Nous avions pris pour habitude de nous installer dans un des rares bureaux que les cybernautes n’utilisaient pas. Un local assez ridicule, pourvu de deux sièges encastrés dans des parois en plastique blanc, séparés par une table elle aussi fondu dans la masse. Le centre de celle-ci, ronde, était occupé par un projecteur hollo qui diffusait habituellement de vagues formes rondes, que je faisais jouer entre mes doigts. Ce jour-là, je ne dérogeais pas à la règle. L’air pensif, le brisais en fines sphères de gros œufs verdâtres, sans vraiment réfléchir. Nielsen s’était avancé, le menton posé sur ses mains croisées.
— Vous comprenez de quoi il en ressort, capitaine ?
C’était la seconde fois qu’il répétait la phrase. Je coupais court à mon petit jeu, le fixais droit dans les yeux.
— C’est une situation impossible.
Il soupira.
— Il faudra pourtant bien que nous trouvions une issue, et convenable.
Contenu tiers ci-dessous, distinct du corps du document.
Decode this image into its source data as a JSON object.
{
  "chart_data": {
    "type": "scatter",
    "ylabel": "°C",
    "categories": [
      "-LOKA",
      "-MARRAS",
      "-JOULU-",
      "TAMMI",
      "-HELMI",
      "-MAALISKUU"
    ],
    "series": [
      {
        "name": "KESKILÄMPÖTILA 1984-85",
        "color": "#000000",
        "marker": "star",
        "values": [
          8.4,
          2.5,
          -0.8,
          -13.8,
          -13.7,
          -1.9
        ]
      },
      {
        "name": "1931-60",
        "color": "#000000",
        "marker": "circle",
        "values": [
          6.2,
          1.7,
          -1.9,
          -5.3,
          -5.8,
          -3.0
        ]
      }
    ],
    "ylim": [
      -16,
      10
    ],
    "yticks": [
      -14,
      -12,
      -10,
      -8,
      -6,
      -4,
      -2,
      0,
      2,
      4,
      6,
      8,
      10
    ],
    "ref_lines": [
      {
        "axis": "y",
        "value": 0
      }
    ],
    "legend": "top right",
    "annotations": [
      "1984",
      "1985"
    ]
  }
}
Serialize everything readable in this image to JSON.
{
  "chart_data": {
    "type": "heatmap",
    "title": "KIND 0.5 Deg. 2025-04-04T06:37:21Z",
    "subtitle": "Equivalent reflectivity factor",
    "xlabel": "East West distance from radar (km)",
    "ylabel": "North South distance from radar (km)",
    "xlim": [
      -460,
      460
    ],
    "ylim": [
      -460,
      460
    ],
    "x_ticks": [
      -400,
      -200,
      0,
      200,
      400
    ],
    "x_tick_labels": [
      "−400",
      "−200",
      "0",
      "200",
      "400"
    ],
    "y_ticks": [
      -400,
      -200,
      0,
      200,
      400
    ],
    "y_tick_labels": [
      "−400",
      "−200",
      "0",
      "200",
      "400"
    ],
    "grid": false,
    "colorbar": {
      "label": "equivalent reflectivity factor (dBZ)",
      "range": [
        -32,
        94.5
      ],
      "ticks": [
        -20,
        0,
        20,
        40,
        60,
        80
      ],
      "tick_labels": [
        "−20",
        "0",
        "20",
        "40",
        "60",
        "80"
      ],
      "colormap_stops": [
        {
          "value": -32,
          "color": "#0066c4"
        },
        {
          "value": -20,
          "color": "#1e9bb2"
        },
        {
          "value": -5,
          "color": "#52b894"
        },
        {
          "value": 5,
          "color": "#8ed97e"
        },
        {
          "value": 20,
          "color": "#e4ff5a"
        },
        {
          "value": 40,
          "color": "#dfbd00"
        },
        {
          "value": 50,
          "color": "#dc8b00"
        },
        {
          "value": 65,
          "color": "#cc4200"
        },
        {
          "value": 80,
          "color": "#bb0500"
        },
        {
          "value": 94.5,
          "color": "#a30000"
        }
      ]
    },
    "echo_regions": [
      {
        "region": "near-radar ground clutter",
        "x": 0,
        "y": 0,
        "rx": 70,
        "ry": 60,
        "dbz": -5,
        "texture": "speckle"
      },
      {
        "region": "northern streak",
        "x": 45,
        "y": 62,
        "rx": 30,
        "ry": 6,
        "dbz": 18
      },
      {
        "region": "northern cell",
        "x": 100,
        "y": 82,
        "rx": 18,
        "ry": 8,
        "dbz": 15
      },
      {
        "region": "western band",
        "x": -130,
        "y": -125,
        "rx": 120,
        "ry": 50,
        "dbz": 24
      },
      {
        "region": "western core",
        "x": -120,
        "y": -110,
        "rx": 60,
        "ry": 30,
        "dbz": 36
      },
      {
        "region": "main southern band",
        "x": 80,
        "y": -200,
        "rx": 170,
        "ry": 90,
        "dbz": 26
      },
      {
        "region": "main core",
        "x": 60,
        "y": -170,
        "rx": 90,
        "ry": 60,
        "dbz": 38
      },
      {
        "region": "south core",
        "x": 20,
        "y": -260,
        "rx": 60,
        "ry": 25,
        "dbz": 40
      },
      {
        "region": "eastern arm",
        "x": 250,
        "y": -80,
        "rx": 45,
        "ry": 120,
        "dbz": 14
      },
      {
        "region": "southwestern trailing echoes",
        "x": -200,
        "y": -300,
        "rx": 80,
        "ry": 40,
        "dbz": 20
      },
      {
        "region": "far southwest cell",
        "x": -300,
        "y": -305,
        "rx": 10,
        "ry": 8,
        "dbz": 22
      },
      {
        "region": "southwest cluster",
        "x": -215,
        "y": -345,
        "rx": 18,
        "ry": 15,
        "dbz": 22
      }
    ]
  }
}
— Qu’entendez-vous par là, mon amiral ?
Il pianota sur l’holo, fit surgir des données.
— Tout assaut frontal serait un désastre. Tant humainement qu’économiquement. Le Commandus Magnus m’a fait parvenir ses dernières directives voilà quelques heures. Il est inenvisageable pour la Confédération de détruire sa plus grosse source de rhénium. Il a lourdement insisté sur ce point.
— J’imagine que vous avez une idée, non ?
— Eh bien, poursuivit-il d’un ton décidé, pour être honnête, nous peinons à trouver une stratégie satisfaisante faisant appel à nos forces vive. En d’autres termes, nous devrons ruser, Mac Mordan.
Je n’aimais pas la tournure que prenait cet entretien.
— Vous souhaiteriez que la rébellion rende les armes proprement ? Sans faire d’histoire ?
— Il n’y a pas d’autres alternatives crédibles. Et c’est pour cela que j’ai pensé à vous.
— A moi ? Mais je n’ai aucune expérience en matière d’infiltration.
— A vrai dire, ce n’est pas vraiment un problème. Il vous suffira de vous renseigner via des banques de données pour contrer ce petit désagrément.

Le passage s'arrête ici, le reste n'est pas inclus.